Bahriye Üçok, eşi Prof. Coşkun Üçok öldükten sonra telefonlarla rahatsız edilmiş, birinde de bayılmış sayrıevine kaldırılmıştı. Dinci gerilerin baskıları hiç, ama hiç azalmadı. Türkiye'de en büyük organ Meclisin olaya sahip çıkması gerekir. Milletvekilleri ne iş yapar? Bunlar, yalnız aylıklarının artmasını. Meclisten hiç gitmemeyi mi düşünürler? Buncağız sürede, bir parlamento, böyle çabuk yaşlanabilir. Bu Meclis kesinlikle yenilenmeli, yeniler gelmelidir...
* * *
Yazar Adnan Binyazar'ın eşi Filiz Binyazar, Berlin'de,' uzun süredir çektiği sayrılıktan kurtulamadı öldü. Filiz, Adnan Binyazar'ın hem eşi, hem çocuğu, hem her şeyiydi. Filizin cenazesi, büyük olasılıkta bugün yurda getirilecek. Perşembe ya da cuma günü. Çorum'da, doğduğu yerde gömülecek. Filiz, sayrılıktan çok çekti; belki de kurtuldu, ne diyelim...
* * *
Kıyak aylıklar, kıyak emekliliklerle ilgili yasa önerisi, 26 eylül günü, Meclisten şıpın işi geçirilirken, çıkan çatışmaya karışanlardan Siirt Bağımsız Milletvekili Zeki Çeliker, Başkan vekillerinden SHP'li Aytekin Kotil'in, o oturum dışarı çıkarma cezasına karşı kendini savunmak için kürsüye gelir. Özetle şöyle der;
Zeki Çeliker (Siirt)- Sayın Başkan, değerli milletvekilleri; biraz evvel cereyan eden ve bu Meclisin mahabetine yakışmayan hareketin iştirakçisi durumunda bulunmuş olmamdan dolayı büyük bir üzüntü duyuyorum. Sözlerimin şurasında böyle bir harekete tevessül etmek mecburiyetinde bırakıldığım için Yüce Meclisten özür diliyorum (ANAP sıralarından alkışlar). Ben biraz evvel kendimi savunma zımmında bu kürsüden ifadelerde bulunan arkadaşıma kötü bir söz söylemedim.

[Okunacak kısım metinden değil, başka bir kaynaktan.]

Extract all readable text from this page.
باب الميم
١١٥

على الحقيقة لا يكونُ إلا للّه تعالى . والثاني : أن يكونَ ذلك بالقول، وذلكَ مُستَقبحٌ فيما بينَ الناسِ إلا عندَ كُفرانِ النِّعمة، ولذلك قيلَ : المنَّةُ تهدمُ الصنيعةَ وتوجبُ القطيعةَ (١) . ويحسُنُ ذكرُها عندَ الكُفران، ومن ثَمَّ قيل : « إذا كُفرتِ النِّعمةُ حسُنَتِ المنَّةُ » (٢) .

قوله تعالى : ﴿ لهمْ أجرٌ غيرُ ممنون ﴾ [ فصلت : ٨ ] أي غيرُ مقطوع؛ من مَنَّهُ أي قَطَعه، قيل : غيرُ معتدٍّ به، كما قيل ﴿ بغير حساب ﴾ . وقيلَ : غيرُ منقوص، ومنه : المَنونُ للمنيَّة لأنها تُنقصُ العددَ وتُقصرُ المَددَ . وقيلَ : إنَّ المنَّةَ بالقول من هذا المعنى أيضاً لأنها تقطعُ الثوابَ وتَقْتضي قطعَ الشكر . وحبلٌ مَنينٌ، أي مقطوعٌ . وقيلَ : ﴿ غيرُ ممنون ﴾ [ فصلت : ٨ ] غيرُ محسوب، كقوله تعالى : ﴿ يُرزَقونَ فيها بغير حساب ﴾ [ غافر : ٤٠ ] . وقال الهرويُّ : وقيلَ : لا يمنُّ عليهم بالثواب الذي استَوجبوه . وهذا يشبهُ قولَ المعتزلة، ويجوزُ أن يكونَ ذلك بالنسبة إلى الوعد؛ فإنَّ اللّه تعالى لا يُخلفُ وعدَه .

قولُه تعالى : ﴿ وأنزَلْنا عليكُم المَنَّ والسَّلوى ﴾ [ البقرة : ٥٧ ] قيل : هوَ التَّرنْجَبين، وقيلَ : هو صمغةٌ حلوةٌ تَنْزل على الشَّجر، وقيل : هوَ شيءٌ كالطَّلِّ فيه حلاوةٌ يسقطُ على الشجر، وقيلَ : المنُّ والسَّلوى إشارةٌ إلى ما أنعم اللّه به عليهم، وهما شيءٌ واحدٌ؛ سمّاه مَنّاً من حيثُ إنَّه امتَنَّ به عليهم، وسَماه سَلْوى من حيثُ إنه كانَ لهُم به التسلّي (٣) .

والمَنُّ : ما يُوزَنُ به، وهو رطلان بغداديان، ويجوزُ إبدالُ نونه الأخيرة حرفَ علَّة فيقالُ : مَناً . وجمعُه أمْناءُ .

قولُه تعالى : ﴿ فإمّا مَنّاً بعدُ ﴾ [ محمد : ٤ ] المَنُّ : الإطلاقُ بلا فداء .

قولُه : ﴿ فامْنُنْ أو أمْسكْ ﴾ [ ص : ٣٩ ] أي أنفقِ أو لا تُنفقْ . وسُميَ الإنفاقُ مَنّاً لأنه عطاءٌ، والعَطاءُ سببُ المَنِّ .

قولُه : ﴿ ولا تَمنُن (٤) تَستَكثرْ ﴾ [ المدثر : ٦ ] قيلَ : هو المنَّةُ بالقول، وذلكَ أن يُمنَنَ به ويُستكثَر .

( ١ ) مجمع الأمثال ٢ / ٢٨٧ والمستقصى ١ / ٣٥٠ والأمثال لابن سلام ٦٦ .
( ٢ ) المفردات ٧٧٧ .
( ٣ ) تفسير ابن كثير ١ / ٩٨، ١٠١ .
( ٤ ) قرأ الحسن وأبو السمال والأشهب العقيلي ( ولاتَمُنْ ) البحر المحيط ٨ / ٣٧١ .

Kamer Genç (Tunceli)- Öyle mi; o sözleri aynen sen üzerine al.
Zeki Çeliker (Devamla)-Ancak arkadaşımızın, sizin malumunuz olduğu üzere yerli yersiz sansasyon yaratmaya matuf, esasa taalluk etmeyen ve bu Meclis'in huzurunu bozan hareketler içinde olduğu hepimizin malumudur.

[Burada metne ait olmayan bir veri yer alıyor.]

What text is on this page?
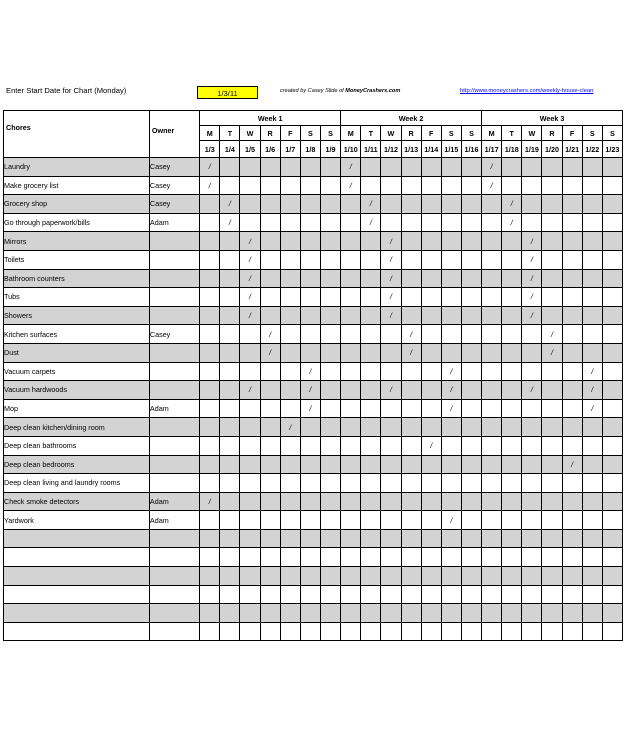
Enter Start Date for Chart (Monday)	1/3/11	created by Casey Slide of MoneyCrashers.com	http://www.moneycrashers.com/weekly-house-clean
Chores	Owner	Week 1							Week 2							Week 3						
		M	T	W	R	F	S	S	M	T	W	R	F	S	S	M	T	W	R	F	S	S
		1/3	1/4	1/5	1/6	1/7	1/8	1/9	1/10	1/11	1/12	1/13	1/14	1/15	1/16	1/17	1/18	1/19	1/20	1/21	1/22	1/23
Laundry	Casey	/							/							/						
Make grocery list	Casey	/							/							/						
Grocery shop	Casey		/							/							/					
Go through paperwork/bills	Adam		/							/							/					
Mirrors				/							/							/				
Toilets				/							/							/				
Bathroom counters				/							/							/				
Tubs				/							/							/				
Showers				/							/							/				
Kitchen surfaces	Casey				/							/							/			
Dust					/							/							/			
Vacuum carpets							/							/							/	
Vacuum hardwoods				/			/				/			/				/			/	
Mop	Adam						/							/							/	
Deep clean kitchen/dining room						/																
Deep clean bathrooms													/									
Deep clean bedrooms																				/		
Deep clean living and laundry rooms																						
Check smoke detectors	Adam	/																				
Yardwork	Adam													/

Hasan Fehmi Güneş (İstanbul)- Sen kendini savun Zeki.
Zeki Çeliker (Devamla)- Binaenaleyh, benim kendisiyle aynı kefe içerisinde mütalaa edilmek suretiyle Sayın Başkanın tecziyesine muhatap olmam gerekmediği hususunu vicdanlarınıza terk ediyorum.
Kamer Genç (Tunceli)- Benim için yüz kızartıcı bir durum olur seninle aynı kefeye konmam...
A. Cengiz D ağ yer (Antalya) — Sayın Başkan ikisini de affedelim.
Başkan- Efendim takdir Meclisindir, kabul etmezseniz çıkmazlar.
Kamer Genç (Tunceli)- Hayır, hayır, ben af dilemiyorum.
Mustafa Nazikoğlu (Rize)- Affedelim, affedelim.
SHP’li Meclis Başkanvekili Aytekin Kotil, oylamaya geçer. Meclis çoğunluğu, Kamer Genç'le Zeki Çeliker'in salonda kalmalarına karar verir. Kıyak aylıklar, emekliliklerle ilgili yasa önerisi üzerinde tartışılmadan Meclis’ten geçer. Plan Bütçe Komisyonu Bakanı Yusuf Bozkurt Özal, komisyonun değişikliklere katıldığını açıklamaktadır. Oylamaya 221 kişi katılır, 212 kabul, 9 ret oyuyla Meclisten geçer. SHP'li Başkanvekili Aytekin Kotil, “Hayırlı olsun” der. Birleşimi 27 eylül perşembe gününe bırakır.
Kıyak aylıklar, emeklilikler önerisine “ret" oyu kullanan dokuz üyenin adları şöyle: Mehmet Tahir Köse (Amasya, SHP), Nabi Sabuncu (Aydın Bağımsız, ANAP'tan ayrılma), Mehmet Dönen (Hatay SHP), Mustafa Kemal Duduoğlu (Hatay, SHP), Nurhan Tekinel (Kastamonu, Bağımsız ANAP'tan ayrılma), İlyas Aklaş (Samsun, Bağımsız, ANAP'tan ayrılma). Kamer Genç (Tunceli SHP), Veysel Atasoy (Zonguldak, Bağımsız, ANAP'tan ayrılma).
Yasa önerisine “kabul” oyu verenlerden ANAP’lılar çoğunlukta; onlar olmasa geçmeyecek Meclisten. “Kabul” oyu veren SHP’liler ise şöyle:
Mehmet Can (Adana), Kazım Ulusoy (Amasya), Rıza Yılmaz (Ankara), Ayhan Arifağaoğlu (Artvin), Hilmi Ziya Postacı (Aydın), Cemal Şahin (Çorum), Turhan Hirfanoğlu (Hatay), Yüksel Çengel (İstanbul), Ali Haydar Erdoğan (İstanbul), Hasan Fehmi Güneş (İstanbul), Ali Şahin (Kahramanmaraş), Gürcan Ersin (Kırklareli), Ekrem Kangal (Sivas)...
HEP’ten de Arif Sağ, Mehmet Ali Eren, Yusuf Kenan Sönmez, Mehmet Adnan Ekmen, “kabul” oyu kullanmışlar. Abdullah Baştürk'ün oyu “geçersiz”. DYP'den, 13 üye "kabul” oyu vermiş.
SHP'de o gün, MYK toplantısı var, olağanüstü kurultay öncesi; önde gelenlerden hiçbirinin Meclis'e gidecek durumu yok.